HISTORICAL NOTE

Over the Wine-Dark Sea is set in 310 B.C. The Roman attack on Pompaia (the Greek spelling for Pompeii) is described in Book IX of Livy. The journey of the grain fleet from Rhegion to Syracuse, and Agathokles' use of the opportunity it gave him to escape from Syracuse and invade Africa, are told in Book XX of Diodorus Siculus. The solar eclipse described here took place on August 15, 310 B.C. Diodorus is also the main surviving source for the machinations of Alexander's marshals, which form much of the background for this novel.

Of the characters actually on stage, only Menedemos himself and Agathokles' brother, Antandros, are historical figures. Historical figures alluded to but not visible include Agathokles, Ptolemaios, Antigonos, his sons Demetrios and Philippos, his nephew Polemaios (also known as Ptolemaios, but given the former spelling here to distinguish him from Antigonos' rival), Kassandros, Lysimakhos, Polyperkhon, Seleukos, Alexander's son Alexandros, Alexandros' mother, Roxane, Alexander's son (or suppositious son) Herakles, and Herakles' mother, Barsine.

I have for the most part spelled names of places and people as a Greek would have: thus Rhegion, not Rhegium; Lysimakhos, not Lysimachus.

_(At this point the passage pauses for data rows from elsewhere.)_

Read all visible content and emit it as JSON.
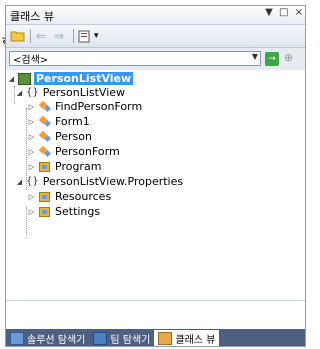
{
  "window": {
    "title": "클래스 뷰",
    "stray_text": "ㅎ"
  },
  "titlebar_controls": {
    "pin": "▼",
    "maximize": "□",
    "close": "×"
  },
  "toolbar": {
    "new_folder_icon": "folder-add-icon",
    "back_icon": "back-arrow-icon",
    "forward_icon": "forward-arrow-icon",
    "settings_icon": "settings-icon",
    "dropdown_glyph": "▾"
  },
  "search": {
    "value": "<검색>",
    "go_label": "→",
    "more_label": "⊕"
  },
  "tree": {
    "root": "PersonListView",
    "ns1": "PersonListView",
    "items_ns1": [
      "FindPersonForm",
      "Form1",
      "Person",
      "PersonForm",
      "Program"
    ],
    "ns2": "PersonListView.Properties",
    "items_ns2": [
      "Resources",
      "Settings"
    ]
  },
  "tabs": [
    "솔루션 탐색기",
    "팀 탐색기",
    "클래스 뷰"
  ],
  "colors": {
    "selection": "#3399ff",
    "tab_bar": "#4d6082"
  }
}
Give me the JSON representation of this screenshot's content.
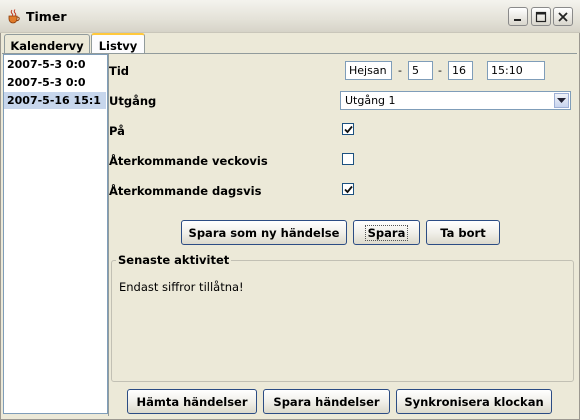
{
  "window": {
    "title": "Timer"
  },
  "tabs": [
    {
      "label": "Kalendervy",
      "active": false
    },
    {
      "label": "Listvy",
      "active": true
    }
  ],
  "event_list": {
    "items": [
      "2007-5-3 0:0",
      "2007-5-3 0:0",
      "2007-5-16 15:1"
    ],
    "selected_index": 2
  },
  "form": {
    "time": {
      "label": "Tid",
      "title_value": "Hejsan",
      "month": "5",
      "day": "16",
      "clock": "15:10",
      "separator": "-"
    },
    "output": {
      "label": "Utgång",
      "selected": "Utgång 1"
    },
    "on": {
      "label": "På",
      "checked": true
    },
    "weekly": {
      "label": "Återkommande veckovis",
      "checked": false
    },
    "daily": {
      "label": "Återkommande dagsvis",
      "checked": true
    }
  },
  "actions": {
    "save_new": "Spara som ny händelse",
    "save": "Spara",
    "delete": "Ta bort"
  },
  "activity": {
    "legend": "Senaste aktivitet",
    "message": "Endast siffror tillåtna!"
  },
  "bottom_actions": {
    "fetch": "Hämta händelser",
    "store": "Spara händelser",
    "sync": "Synkronisera klockan"
  },
  "colors": {
    "selection": "#c7d6ec",
    "tab_active_accent": "#ffc83c",
    "border": "#7f9db9",
    "window_bg": "#ece9d8"
  }
}
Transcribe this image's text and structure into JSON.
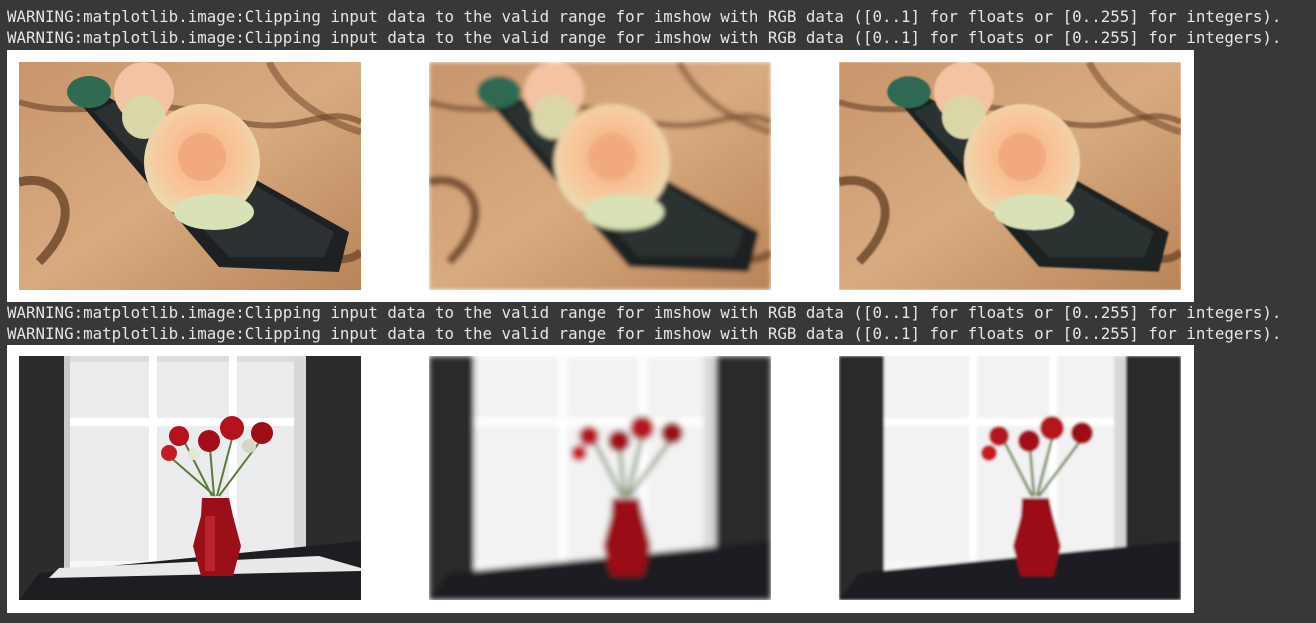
{
  "cell_output": {
    "warnings_block_1": [
      "WARNING:matplotlib.image:Clipping input data to the valid range for imshow with RGB data ([0..1] for floats or [0..255] for integers).",
      "WARNING:matplotlib.image:Clipping input data to the valid range for imshow with RGB data ([0..1] for floats or [0..255] for integers)."
    ],
    "warnings_block_2": [
      "WARNING:matplotlib.image:Clipping input data to the valid range for imshow with RGB data ([0..1] for floats or [0..255] for integers).",
      "WARNING:matplotlib.image:Clipping input data to the valid range for imshow with RGB data ([0..1] for floats or [0..255] for integers)."
    ]
  },
  "figures": [
    {
      "subject": "roses in black dish on wood table",
      "panels": [
        "original",
        "blurred",
        "restored"
      ]
    },
    {
      "subject": "red roses in vase on window sill",
      "panels": [
        "original",
        "blurred",
        "restored"
      ]
    }
  ],
  "colors": {
    "output_background": "#383838",
    "text": "#e6e6e6",
    "figure_background": "#ffffff"
  }
}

Taras was known to the Romans as Tarentum, and is the modern Taranto. I have broken this rule for a few place names that have well-established English spellings: Rhodes, Athens, Syracuse, the Aegean Sea, and the like. I have also broken it for Alexander the Great, whose shadow dominates this period even though he had been dead for about thirteen years when the story opens.

All translations from the Greek are my own. I claim no particular literary merit for them, only that they convey what the original says.